Simply put, we spoonies live in a world that’s not designed for us. It’s kind of like how I once read a great book on how introverts are forced to navigate an extroverted world. No matter what someone says, being introverted isn’t something that one can “overcome.” It’s not social anxiety, it’s not the “jitterbugs,” it’s a fundamental personality difference that some believe is genetic. Along that line of thinking, having a chronic illness, mental illness, disability, or autism isn’t something that can be “risen above.” Despite so many movie tropes — there’s a trailer for a film right now called Upgrade if you think that ridiculousness is over — you can’t just push a button and have it turned off. Human beings are not computers that come with apps that you can uninstall.

So if you’re out there reading this and have any feelings like I did — self-doubt, self-deprecation, the idea that you’re not struggling enough — do what I did and crumple them up. You really should be careful what you wish for.
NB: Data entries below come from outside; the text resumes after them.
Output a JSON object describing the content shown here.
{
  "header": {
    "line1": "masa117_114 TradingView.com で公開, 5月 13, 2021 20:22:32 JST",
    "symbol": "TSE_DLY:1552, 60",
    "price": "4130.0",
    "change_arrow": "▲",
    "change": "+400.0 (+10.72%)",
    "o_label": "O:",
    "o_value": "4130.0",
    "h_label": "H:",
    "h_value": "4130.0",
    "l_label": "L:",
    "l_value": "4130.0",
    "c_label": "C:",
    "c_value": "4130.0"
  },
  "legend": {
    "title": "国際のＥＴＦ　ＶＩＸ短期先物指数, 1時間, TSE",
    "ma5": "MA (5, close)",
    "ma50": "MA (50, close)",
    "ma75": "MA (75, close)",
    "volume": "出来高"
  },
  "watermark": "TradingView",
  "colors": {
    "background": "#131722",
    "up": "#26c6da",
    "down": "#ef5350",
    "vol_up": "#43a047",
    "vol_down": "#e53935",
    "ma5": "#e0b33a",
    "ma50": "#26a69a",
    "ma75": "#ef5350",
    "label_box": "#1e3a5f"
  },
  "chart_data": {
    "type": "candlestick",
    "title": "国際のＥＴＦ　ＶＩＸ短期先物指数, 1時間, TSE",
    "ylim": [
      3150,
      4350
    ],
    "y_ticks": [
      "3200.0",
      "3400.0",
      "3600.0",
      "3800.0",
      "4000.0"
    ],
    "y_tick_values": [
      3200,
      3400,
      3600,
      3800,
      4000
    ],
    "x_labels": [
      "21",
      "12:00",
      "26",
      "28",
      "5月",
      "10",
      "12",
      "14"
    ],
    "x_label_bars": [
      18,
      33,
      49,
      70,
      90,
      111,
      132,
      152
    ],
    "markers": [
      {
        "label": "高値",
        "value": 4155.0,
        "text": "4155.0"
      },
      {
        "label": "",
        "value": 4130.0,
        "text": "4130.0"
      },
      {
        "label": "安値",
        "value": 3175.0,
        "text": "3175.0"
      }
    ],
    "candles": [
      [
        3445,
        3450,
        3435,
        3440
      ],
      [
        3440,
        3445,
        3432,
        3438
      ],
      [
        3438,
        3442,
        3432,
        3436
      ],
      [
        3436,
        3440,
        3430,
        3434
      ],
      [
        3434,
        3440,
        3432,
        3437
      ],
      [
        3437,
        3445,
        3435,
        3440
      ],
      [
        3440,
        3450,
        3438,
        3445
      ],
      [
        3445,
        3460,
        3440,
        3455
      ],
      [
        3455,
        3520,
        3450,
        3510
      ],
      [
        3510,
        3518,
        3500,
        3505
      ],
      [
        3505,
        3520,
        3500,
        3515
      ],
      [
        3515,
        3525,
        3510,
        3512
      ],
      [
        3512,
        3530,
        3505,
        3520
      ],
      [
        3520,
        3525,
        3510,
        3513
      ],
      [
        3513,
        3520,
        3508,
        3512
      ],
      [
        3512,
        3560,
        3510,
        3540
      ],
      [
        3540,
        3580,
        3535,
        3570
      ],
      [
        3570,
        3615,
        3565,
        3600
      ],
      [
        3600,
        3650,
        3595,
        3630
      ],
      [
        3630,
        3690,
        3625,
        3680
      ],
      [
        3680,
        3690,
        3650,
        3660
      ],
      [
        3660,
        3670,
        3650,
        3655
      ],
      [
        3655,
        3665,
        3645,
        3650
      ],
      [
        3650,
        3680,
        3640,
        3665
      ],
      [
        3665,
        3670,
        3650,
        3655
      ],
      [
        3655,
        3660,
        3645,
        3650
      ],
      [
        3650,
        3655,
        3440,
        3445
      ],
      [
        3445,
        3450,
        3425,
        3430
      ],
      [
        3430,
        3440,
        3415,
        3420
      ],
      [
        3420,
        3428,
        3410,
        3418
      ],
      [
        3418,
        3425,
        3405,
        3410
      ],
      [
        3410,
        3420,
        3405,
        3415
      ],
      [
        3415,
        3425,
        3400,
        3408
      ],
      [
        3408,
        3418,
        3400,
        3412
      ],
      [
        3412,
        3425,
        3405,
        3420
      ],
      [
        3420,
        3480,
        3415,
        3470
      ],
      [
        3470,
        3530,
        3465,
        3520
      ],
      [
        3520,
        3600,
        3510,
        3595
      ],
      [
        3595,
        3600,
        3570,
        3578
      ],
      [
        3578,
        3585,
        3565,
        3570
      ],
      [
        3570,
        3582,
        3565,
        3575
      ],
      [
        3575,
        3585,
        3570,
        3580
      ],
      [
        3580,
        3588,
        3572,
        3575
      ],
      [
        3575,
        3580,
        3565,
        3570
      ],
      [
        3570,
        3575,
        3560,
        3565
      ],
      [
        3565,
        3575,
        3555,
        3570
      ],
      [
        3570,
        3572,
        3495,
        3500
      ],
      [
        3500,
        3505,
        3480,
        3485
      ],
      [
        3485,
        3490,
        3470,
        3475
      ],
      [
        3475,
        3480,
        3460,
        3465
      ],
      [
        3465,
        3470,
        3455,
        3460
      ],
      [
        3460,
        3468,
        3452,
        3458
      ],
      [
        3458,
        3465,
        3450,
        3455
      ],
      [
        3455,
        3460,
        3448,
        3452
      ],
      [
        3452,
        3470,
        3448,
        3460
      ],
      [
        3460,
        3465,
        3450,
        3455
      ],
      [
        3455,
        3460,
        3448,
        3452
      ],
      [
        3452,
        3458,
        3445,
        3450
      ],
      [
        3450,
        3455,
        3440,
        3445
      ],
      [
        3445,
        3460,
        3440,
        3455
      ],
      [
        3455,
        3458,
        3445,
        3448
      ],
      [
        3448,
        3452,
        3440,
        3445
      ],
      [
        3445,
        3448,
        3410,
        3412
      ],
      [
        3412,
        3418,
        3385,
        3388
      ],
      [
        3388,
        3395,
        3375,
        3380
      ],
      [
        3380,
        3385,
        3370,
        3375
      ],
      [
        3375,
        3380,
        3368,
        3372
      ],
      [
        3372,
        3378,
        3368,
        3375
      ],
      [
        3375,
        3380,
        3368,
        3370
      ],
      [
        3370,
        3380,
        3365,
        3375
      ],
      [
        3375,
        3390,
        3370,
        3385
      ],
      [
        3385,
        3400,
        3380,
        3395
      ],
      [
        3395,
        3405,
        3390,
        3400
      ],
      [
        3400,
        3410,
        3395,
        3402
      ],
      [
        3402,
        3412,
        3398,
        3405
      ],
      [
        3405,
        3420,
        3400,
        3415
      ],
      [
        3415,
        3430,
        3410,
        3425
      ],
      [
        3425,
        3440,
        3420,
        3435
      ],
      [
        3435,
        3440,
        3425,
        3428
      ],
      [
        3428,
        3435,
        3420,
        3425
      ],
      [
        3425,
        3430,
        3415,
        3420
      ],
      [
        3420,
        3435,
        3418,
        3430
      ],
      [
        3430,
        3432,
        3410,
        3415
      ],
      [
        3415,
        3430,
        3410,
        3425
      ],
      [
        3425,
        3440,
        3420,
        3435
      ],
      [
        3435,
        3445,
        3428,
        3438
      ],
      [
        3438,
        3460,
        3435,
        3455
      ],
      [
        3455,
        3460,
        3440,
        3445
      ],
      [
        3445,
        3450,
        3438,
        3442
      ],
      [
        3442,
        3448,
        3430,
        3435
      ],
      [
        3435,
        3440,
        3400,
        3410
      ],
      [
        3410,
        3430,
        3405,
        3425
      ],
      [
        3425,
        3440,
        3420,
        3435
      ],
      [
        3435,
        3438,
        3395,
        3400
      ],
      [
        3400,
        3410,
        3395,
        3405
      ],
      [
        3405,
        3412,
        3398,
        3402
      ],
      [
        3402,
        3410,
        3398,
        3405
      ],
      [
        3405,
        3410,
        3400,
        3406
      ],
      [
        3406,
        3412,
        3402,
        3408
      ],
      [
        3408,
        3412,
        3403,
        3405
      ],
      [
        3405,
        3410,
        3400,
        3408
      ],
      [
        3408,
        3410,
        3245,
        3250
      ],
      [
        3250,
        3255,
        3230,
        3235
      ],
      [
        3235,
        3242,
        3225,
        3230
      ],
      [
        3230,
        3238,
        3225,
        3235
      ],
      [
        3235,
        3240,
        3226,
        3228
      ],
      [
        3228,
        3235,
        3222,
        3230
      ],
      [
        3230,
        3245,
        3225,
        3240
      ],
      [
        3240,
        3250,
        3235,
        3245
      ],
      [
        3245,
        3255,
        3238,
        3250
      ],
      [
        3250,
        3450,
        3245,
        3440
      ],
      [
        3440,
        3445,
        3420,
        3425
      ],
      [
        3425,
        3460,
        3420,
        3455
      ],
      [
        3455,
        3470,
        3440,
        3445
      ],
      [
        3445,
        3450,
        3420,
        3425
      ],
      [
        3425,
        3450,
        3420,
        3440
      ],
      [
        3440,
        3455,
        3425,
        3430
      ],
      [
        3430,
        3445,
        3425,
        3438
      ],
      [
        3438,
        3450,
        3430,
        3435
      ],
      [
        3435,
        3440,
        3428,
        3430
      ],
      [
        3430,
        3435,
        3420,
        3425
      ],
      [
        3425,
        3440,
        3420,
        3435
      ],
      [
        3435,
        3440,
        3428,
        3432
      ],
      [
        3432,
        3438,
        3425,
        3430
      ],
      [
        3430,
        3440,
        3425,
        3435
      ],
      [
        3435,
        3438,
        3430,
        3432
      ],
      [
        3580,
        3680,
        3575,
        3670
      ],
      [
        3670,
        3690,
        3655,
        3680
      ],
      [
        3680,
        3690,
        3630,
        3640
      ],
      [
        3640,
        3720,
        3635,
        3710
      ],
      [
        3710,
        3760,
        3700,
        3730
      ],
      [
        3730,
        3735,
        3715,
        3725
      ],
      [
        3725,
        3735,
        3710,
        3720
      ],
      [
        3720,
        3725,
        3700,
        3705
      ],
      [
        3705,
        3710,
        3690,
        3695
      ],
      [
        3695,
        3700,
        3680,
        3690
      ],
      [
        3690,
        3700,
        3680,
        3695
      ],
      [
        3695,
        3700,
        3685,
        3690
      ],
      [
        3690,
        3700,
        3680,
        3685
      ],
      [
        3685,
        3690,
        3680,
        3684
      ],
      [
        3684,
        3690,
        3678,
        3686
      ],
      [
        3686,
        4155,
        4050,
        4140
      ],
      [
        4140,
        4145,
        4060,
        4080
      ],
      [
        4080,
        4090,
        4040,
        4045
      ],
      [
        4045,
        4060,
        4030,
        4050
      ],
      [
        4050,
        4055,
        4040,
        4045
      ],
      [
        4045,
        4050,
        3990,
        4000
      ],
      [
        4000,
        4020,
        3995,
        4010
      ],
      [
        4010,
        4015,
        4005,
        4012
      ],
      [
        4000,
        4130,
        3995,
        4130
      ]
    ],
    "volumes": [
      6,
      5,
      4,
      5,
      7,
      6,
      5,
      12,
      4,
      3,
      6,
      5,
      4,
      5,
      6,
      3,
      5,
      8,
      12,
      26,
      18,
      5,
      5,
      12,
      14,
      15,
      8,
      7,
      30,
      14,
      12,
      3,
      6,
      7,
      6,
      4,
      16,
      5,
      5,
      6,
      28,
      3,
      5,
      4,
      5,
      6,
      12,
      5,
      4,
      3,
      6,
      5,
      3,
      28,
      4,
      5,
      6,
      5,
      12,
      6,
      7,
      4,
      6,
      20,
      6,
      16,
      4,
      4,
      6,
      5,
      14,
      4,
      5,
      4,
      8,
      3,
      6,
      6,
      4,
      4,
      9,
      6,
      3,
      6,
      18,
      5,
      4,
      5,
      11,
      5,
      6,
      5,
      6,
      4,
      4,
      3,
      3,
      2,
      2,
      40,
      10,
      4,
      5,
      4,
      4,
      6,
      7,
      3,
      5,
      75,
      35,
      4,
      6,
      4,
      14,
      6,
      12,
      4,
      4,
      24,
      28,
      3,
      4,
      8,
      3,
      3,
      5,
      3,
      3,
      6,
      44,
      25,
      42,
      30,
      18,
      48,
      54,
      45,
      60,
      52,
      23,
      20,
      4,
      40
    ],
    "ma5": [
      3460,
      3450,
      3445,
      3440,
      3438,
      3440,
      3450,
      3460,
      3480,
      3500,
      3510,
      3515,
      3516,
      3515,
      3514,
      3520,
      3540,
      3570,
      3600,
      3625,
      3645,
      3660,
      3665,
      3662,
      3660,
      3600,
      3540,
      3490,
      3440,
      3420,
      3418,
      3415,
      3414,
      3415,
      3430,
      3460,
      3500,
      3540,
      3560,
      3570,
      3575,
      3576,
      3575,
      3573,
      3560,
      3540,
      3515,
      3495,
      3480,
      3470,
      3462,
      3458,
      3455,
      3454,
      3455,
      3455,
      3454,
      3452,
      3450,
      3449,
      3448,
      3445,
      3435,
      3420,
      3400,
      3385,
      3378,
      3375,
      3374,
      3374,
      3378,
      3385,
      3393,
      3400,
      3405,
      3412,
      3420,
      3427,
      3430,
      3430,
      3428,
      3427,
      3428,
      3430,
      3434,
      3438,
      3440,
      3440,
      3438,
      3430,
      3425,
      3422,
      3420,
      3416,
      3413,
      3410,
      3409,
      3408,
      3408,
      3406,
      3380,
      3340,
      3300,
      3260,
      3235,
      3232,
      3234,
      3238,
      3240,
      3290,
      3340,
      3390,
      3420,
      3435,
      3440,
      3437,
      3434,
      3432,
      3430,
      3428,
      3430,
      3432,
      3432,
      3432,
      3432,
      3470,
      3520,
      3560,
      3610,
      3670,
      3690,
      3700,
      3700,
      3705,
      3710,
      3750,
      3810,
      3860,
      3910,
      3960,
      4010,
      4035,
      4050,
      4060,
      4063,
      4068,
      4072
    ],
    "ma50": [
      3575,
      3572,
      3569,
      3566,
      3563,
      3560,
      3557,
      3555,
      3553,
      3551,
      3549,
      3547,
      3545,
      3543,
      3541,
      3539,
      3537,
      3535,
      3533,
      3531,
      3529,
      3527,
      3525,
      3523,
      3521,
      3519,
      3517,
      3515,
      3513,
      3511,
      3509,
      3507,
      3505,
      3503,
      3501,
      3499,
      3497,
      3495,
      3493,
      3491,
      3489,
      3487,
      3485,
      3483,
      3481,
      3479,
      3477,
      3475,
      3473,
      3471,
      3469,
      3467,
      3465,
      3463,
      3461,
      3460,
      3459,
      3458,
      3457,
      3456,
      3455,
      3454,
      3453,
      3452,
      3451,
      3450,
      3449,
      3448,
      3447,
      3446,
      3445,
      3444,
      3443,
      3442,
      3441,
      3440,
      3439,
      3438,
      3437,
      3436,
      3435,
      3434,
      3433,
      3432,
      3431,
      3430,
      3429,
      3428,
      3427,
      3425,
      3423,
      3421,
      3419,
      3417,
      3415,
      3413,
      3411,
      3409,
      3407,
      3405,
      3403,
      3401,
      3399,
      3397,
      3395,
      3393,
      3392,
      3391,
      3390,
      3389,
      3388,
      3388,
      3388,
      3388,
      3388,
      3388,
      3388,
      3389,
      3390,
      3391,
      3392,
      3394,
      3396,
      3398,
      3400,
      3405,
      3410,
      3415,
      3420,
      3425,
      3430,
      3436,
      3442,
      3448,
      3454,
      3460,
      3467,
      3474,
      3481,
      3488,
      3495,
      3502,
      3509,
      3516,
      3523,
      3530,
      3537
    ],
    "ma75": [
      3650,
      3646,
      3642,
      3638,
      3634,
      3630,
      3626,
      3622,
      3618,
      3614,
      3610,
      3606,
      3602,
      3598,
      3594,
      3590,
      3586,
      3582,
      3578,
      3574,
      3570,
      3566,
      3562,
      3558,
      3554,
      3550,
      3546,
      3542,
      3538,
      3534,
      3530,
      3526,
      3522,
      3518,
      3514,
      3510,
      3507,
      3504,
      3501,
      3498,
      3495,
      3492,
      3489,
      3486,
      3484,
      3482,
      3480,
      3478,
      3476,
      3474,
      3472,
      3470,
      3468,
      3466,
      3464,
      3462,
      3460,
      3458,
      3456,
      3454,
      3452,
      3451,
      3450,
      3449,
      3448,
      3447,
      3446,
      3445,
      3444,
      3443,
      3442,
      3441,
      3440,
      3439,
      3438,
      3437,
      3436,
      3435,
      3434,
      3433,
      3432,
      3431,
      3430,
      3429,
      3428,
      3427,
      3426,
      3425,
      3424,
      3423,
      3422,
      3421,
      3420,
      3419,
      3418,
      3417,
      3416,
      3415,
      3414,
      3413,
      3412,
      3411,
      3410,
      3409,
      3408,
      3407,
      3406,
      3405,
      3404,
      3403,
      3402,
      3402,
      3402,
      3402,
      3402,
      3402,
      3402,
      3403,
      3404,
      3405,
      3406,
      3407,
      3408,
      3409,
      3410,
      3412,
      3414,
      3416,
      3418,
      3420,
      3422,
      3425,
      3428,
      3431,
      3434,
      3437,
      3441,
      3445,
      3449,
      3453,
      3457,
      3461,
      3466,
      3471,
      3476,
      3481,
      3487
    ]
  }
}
After all, there are too many abled people, non-sick people, neurotypicals, what have you, who walk around this world thinking that if they were ever disabled, they would just give up. Look no further than the anti-vaxxing debate that, after a recess, has again reared its ugly mug. Please don’t think that you’re not sick enough to be in the spoonie club. We’re nice people, we don’t judge. I’d say we have cookies, but with the Celiacs, we had to toss them out. Just come for the hugs.